阿九顿时感觉自己的手脚都在发麻,整个人,都有点僵木的感觉,四姑娘就叹了口气道:“不过是个丫头罢了,小九,大哥也未必又把她收房了,不过是还她当年的那份恩义罢了,你又何必当真。”

可他当初曾说过什么?言犹在耳啊,阿九感觉自己的心上像被吊着一个称砣,拽着心脏不停的往下坠,扯得好痛,好痛。

“傻小九,她虐过你在意的人,我又如何还能容得下她,来人,把樱桃一家子都发卖了…”

原来,一切都是做戏给自己看的么?只是将自己当成傻子欺骗么?

“小九,你二嫂肯定是看错了,当初可是娘亲自把樱桃一家发卖的,她不可能还跟着捷儿,除非樱桃也被卖到了京城,又遇到了捷儿。”

阿九再也听不下去了,她苍白着脸向大太太告退,木然地出了浣溪纱。

“姑娘,您应该相信大少爷的,越是离得远,就越该相信他,您以前不是常告诉奴婢,耳听为虚,眼见为实么?怎么到了自个头上到是又犯糊涂了?”冬梅在一旁小声劝道。

也是,耳听为虚,眼见为实,或许,有的事情不能再打哑迷,还是明着问清楚的好。

阿九冲回屋里,铺开纸写信,林思捷,我再给你一次机会,若你骗我,我杨玖决不会轻饶。

信很快写好并寄了出去。

大少爷的信回得很快,语气里带着焦虑和不安,毫不犹豫地否定了樱桃的事,但宅子的事情,还是承认了,并且说,四姑娘出嫁之后,他会回长沙,要与阿九圆房。

接到信的阿九愣怔了很久,就感觉自己的心像是悬在半空中,不上不下的,着不了地,一股严重的不安和惶恐充斥心间,她不禁问自己,真的要和他圆房吗?真的要嫁给林思捷了吗?他真的就是自己一生的良人?

可是不嫁他,自己又能怎么样?

收好信,阿九抬脚就往大太太屋里去,路上正好碰到英姑,她看见阿九后一脸的笑:“九妹,恭喜呀,听说大哥不久就要回来了。”

阿九心不在焉地笑了笑道:“二哥也要回了呢,四姐姐大婚那天,二哥离得近,肯定会回的。”
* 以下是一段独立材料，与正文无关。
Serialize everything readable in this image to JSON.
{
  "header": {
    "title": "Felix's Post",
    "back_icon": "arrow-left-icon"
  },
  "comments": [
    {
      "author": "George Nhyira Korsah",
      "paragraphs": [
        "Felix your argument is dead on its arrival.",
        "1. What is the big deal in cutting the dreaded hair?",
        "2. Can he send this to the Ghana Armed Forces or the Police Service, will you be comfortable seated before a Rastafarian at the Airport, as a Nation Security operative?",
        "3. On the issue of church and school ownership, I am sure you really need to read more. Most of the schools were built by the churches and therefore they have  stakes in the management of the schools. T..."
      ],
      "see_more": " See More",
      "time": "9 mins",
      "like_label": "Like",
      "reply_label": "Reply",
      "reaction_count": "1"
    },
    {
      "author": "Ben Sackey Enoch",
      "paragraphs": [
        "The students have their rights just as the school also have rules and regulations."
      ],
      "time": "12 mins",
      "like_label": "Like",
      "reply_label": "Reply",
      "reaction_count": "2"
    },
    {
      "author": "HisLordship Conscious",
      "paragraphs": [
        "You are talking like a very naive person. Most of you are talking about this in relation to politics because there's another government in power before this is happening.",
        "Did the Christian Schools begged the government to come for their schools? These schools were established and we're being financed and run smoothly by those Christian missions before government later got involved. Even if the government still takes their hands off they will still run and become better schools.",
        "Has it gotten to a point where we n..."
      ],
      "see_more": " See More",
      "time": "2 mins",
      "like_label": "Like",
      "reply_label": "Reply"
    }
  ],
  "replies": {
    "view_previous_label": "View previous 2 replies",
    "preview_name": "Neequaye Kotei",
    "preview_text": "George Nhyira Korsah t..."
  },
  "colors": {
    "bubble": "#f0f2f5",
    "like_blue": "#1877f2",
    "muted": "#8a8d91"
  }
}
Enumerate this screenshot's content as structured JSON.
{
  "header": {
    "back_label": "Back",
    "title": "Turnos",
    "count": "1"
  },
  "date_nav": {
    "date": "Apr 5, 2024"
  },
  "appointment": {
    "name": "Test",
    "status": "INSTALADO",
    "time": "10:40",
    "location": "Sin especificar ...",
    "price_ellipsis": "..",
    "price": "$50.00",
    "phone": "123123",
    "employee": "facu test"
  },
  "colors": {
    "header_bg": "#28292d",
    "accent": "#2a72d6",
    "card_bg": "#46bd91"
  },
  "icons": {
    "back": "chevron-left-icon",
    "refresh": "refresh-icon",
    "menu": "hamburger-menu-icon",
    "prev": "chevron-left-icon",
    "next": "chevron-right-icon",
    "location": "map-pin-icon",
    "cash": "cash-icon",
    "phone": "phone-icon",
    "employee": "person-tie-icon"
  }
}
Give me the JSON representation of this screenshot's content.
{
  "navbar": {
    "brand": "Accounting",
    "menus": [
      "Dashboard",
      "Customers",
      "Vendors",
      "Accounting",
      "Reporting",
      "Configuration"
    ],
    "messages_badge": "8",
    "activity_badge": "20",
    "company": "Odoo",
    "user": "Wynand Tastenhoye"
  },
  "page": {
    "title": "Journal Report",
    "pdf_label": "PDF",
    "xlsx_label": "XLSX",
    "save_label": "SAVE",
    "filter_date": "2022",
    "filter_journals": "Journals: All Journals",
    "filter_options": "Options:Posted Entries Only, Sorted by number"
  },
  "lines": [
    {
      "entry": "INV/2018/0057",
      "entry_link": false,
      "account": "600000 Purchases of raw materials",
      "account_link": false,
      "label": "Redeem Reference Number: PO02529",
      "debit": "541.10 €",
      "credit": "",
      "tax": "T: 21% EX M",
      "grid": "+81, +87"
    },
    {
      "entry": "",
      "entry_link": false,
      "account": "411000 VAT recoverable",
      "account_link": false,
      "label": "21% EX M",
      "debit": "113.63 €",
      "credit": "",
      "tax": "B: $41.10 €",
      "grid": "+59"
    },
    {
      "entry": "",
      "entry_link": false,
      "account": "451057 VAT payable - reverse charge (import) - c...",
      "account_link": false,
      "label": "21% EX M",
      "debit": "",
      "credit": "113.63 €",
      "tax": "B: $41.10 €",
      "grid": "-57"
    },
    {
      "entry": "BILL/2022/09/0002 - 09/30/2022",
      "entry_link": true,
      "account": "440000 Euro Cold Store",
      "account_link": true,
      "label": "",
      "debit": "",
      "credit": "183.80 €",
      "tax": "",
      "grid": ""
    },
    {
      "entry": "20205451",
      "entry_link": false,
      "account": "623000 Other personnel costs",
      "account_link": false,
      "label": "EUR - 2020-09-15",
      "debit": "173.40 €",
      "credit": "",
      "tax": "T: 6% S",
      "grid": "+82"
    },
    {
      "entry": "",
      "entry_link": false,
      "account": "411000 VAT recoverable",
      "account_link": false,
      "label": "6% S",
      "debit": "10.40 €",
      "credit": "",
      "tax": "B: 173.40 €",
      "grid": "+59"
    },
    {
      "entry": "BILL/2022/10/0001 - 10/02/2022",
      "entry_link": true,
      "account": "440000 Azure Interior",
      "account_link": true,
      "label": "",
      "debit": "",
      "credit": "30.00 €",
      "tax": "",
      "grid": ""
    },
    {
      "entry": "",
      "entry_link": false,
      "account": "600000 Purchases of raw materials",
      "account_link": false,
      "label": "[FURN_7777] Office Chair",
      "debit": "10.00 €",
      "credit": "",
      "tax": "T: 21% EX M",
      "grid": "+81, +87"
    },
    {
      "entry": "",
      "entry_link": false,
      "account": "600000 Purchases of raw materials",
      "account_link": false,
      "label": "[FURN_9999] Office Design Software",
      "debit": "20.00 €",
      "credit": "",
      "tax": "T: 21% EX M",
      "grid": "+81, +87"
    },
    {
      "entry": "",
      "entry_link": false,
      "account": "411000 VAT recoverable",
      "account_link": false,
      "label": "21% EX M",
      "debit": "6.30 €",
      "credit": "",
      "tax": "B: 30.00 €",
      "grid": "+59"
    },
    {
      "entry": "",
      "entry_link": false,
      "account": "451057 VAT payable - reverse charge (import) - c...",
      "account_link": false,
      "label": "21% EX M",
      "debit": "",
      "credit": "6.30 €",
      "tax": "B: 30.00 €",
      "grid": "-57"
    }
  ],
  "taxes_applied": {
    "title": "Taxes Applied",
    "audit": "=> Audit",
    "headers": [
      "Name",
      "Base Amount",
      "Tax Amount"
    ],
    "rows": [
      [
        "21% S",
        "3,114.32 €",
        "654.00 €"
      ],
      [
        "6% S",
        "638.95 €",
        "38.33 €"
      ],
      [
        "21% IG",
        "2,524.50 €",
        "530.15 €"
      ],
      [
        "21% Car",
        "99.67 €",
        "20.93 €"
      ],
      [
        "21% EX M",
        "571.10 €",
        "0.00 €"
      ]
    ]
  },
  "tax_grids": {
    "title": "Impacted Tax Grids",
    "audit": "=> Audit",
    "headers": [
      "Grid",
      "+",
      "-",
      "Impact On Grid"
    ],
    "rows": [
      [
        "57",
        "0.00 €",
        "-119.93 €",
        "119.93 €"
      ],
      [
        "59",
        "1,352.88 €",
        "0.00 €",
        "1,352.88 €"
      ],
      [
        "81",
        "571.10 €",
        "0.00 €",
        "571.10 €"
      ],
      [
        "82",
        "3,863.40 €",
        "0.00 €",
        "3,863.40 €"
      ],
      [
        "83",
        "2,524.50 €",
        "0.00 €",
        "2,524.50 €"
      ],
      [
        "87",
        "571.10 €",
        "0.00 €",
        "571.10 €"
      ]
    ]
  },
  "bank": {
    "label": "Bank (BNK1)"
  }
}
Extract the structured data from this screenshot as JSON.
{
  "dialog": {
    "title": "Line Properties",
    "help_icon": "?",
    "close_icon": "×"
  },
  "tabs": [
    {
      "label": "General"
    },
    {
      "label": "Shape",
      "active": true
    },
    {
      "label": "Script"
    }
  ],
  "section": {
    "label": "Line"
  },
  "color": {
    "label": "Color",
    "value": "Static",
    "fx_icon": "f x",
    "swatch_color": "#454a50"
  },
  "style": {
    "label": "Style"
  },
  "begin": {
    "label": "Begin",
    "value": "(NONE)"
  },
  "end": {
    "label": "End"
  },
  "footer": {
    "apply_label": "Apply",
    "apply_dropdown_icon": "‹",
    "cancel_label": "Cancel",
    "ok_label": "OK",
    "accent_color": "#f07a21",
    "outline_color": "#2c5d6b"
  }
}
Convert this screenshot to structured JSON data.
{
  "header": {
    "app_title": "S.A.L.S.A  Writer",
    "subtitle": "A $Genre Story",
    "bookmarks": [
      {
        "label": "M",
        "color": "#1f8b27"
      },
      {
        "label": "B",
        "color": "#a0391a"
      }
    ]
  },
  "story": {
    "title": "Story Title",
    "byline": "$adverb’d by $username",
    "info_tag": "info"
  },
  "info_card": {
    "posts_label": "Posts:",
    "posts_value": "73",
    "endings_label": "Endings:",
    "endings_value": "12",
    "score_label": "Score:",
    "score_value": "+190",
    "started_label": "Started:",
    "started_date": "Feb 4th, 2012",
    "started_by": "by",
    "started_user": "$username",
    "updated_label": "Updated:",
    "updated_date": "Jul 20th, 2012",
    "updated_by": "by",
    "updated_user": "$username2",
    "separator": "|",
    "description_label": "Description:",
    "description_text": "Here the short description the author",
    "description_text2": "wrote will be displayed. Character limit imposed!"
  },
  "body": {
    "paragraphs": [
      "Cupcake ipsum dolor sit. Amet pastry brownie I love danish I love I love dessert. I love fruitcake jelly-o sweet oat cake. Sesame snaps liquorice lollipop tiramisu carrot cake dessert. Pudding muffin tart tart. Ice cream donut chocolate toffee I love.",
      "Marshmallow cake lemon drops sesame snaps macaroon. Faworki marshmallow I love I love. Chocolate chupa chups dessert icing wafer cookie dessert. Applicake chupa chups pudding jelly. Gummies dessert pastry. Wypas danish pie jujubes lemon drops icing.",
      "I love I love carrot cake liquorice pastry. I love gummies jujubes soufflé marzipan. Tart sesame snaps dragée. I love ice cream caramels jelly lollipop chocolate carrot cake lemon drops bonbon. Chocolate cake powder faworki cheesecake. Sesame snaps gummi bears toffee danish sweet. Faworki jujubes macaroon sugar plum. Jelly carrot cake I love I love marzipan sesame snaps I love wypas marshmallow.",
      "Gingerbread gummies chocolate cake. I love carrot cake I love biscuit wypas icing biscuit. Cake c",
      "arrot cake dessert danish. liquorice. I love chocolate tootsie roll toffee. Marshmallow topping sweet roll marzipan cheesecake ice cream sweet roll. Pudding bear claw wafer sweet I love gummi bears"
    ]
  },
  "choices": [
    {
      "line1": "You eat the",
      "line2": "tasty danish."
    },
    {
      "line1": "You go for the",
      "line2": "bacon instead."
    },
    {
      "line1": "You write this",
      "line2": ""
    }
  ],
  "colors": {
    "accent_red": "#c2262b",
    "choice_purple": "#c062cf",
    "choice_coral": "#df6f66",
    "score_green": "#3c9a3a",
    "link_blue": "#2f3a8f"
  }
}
英姑的脸色就黯了黯,“是啊,你二哥也要回了。”边说边垂下头去,似乎在想着心事。

阿九也没打扰她,就有点不想跟她一同去正院,正要找个借口离开,就听英姑又道:“大哥还真是细心,早早儿在京里头就备好了宅子,小九,你和大哥成亲后,也会去京城吧,我在京城可有几个手帕交,都是京中名媛,连永宁公主,也是我的好朋友呢,听说她今年也在招驸马,也不知道哪家贵公子有这个福气,成为皇上的东床快婿。”

这话听着有点莫明,阿九道:“就算成了亲,我也不一定就会去京里,我还是想留在娘身边,不想离开娘呢。”

英姑就一脸的羡慕道:“小九还真让我嫉妒呢,你打小就跟在娘身边,跟娘就好像是亲母女一样,就是四妹妹有时也忍不住吃你的醋呢。”

阿九笑了笑,就找了个借口,没有跟着一起去正院。

阿九一走,英姑身边的贴身丫头凤喜就道:“二奶奶,你说她会信么?”

英姑就冷冷一笑道:“怎么会不信?她当年就对林思捷不是太放心,最在意的就是樱桃,哼,我那个亲婆婆也真是有手腕,知道把樱桃买下来,送到我那儿去,林思捷看着无情,实则多情,看到樱桃流落在外,又怎么舍得?果然就接回去了,哈哈,你说,等他们圆房后,去了京城,阿九看到樱桃会是什么感觉?”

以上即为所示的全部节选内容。